Nagano to Nagoya

Forget fancy beds, our sleep on a futon on the floor of our ryokan room is the best we’ve had since leaving our home.

Waking up for breakfast is a struggle. The kaiseki breakfast is both sumptuous and scary. Like last night’s dinner, there are elements that we just don’t want to eat. Natto, tofu and, in my case, mushrooms.

The salmon is nice, though.

Overnight saw steady snowfall and Shibu Onsen has been transformed. We put on our snow boots and wander around the adjacent shrine, climbing the stairs beneath the torii.

The snow is the finest of powders, so soft, and it creates a magical scene in the morning light.

Sadly it is time to leave, a shuttle bus taking us down to Yudanaka for the ride back to Nagano with a crowd of other local and foreign guests.

Yesterday’s old Narita Express has been replaced with an ex-Odakyu Romance Car set that used to do the Shinjuku to Hakone runs. It’s still comfortable.

Though nowhere near as heavy and deep as on my Tadami Line, the snowfall gives a chance for B and Alex to enjoy some white winter scenery.

At Nagano we transfer to a Shimano Express, a three hour ride to Nagoya. I’m excited as I’ve only done a short ride on the Nagoya to Nakatsugawa section fifteen years ago.

We start out in urban Nagano, but then the line steeply rises into the surrounding mountains with amazing views down into the valley.

There’s light snow in the valleys and atop the impressive backdrop of mountains, but the landscape is mostly a dry brown.

The first major stop is Matsumoto, or “Matsumotoooooo” as it is announced on the platform, the city of the black castle. We’ve been here before as a day trip from Tokyo, but our ride is continuing today aboard this same train.

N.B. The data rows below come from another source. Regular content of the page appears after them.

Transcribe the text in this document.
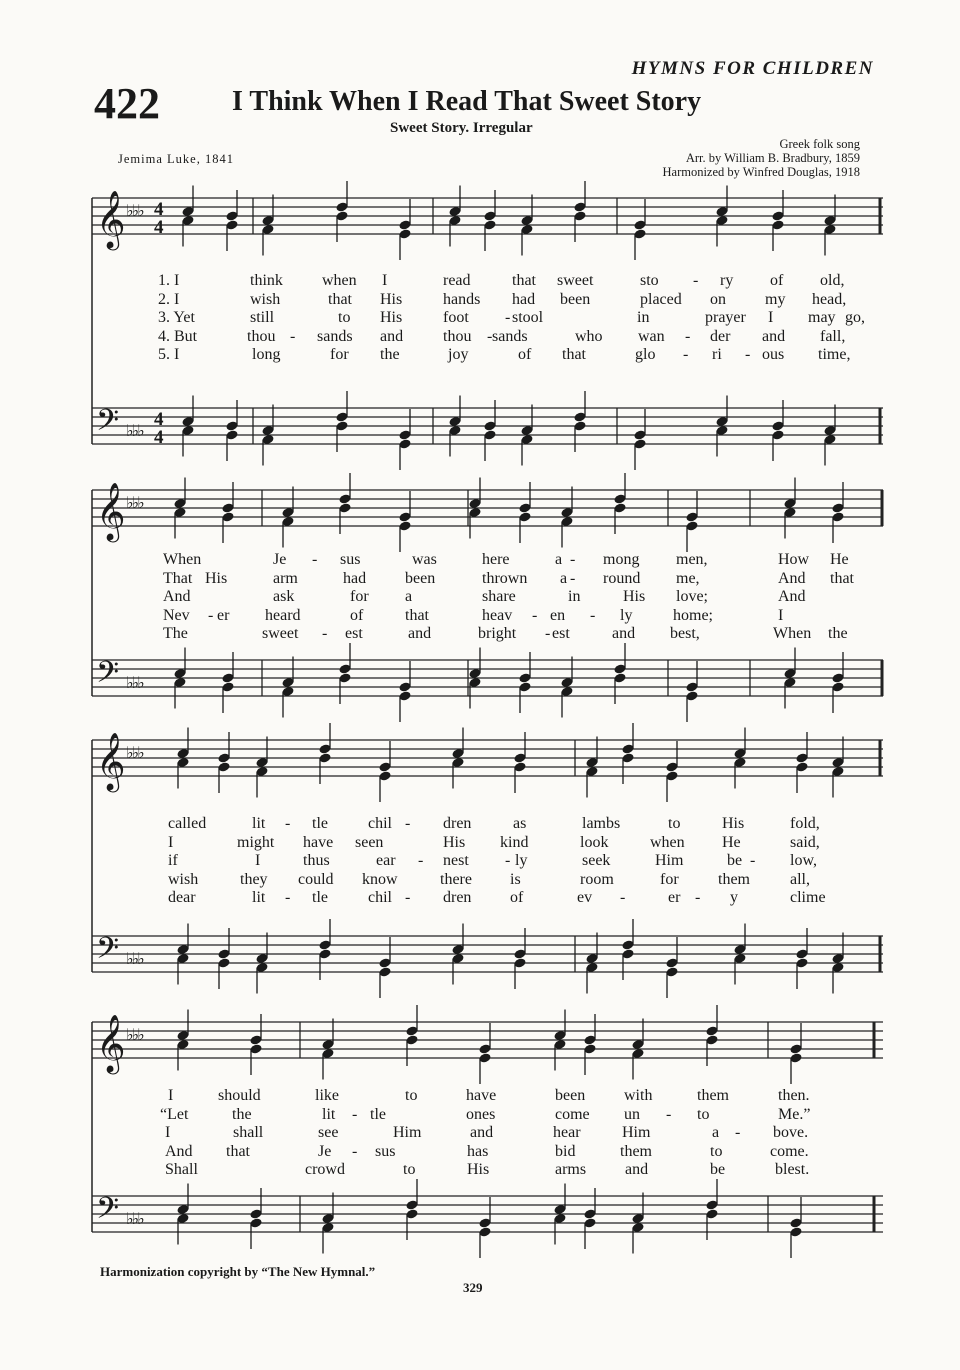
HYMNS FOR CHILDREN
422	I Think When I Read That Sweet Story
Sweet Story. Irregular
Jemima Luke, 1841
Greek folk song
Arr. by William B. Bradbury, 1859
Harmonized by Winfred Douglas, 1918
𝄞 ♭♭♭ 4
4
𝄢 ♭♭♭
4
4
𝄞 ♭♭♭
𝄢 ♭♭♭
𝄞 ♭♭♭
𝄢 ♭♭♭
𝄞 ♭♭♭
𝄢 ♭♭♭
1. I	think when I	read	that sweet	sto - ry of old,
2. I	wish	that His	hands had been	placed on my head,
3. Yet	still	to His	foot - stool	in	prayer I may go,
4. But	thou - sands and thou - sands	who wan - der and fall,
5. I	long	for the	joy	of that	glo - ri - ous time,
When	Je - sus	was	here	a - mong men,	How He
That His	arm	had been	thrown a - round me,	And that
And	ask	for a	share	in	His love;	And
Nev - er heard	of	that	heav - en - ly	home;	I
The	sweet - est	and	bright - est	and best,	When the
called	lit - tle	chil - dren	as	lambs	to	His	fold,
I	might have seen	His kind	look	when He	said,
if	I	thus	ear - nest - ly	seek	Him	be - low,
wish	they could know	there is	room	for them	all,
dear	lit - tle	chil - dren of	ev -	er - y	clime
I	should	like	to	have	been with	them	then.
“Let	the	lit - tle	ones	come un - to	Me.”
I	shall	see	Him	and	hear	Him	a - bove.
And that	Je - sus	has	bid	them	to	come.
Shall	crowd	to	His	arms and	be	blest.
Harmonization copyright by “The New Hymnal.”
329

The route joins the Kiso Valley, winding alongside the river, alternately narrow and wide, dammed and swift. The pale grey boulders are rounded like pebbles, only much larger.

B feels motion sick from the tilting as we go around the tight curves of the valley. I’m too busy enjoying the wonderful views.

The views only end when we pull into Nagoya’s urban environment and the very busy main station. From there we transfer to the Higashiyama Line for a ride of one station. That’s almost two kilometres saved of dragging the luggage around but a very dingy passage to navigate.

We are entirely exhausted and end up collapsing in the hotel room for over an hour. We emerge to find some late lunch/early dinner at Saizeriya, a pseudo-Italian inexpensive dinner chain.

Opposite is Loft and Village Vanguard, full of crazy and cute items that will make good souvenirs and gifts.

The streets of the Sakae district are colourfully lit as we walk back, stopping to purchase puddings and to try a Fami-chicki from a Family Mart convenience store. Kind of like a piece of boneless KFC.

The Dormy Inn Premium has a free ramen service late at night (no meat), a laundry and hot indoor and outdoor baths. After your bath there’s a freezer of free ice creams on a stick.

We take advantage of all of them, but it’s another late night.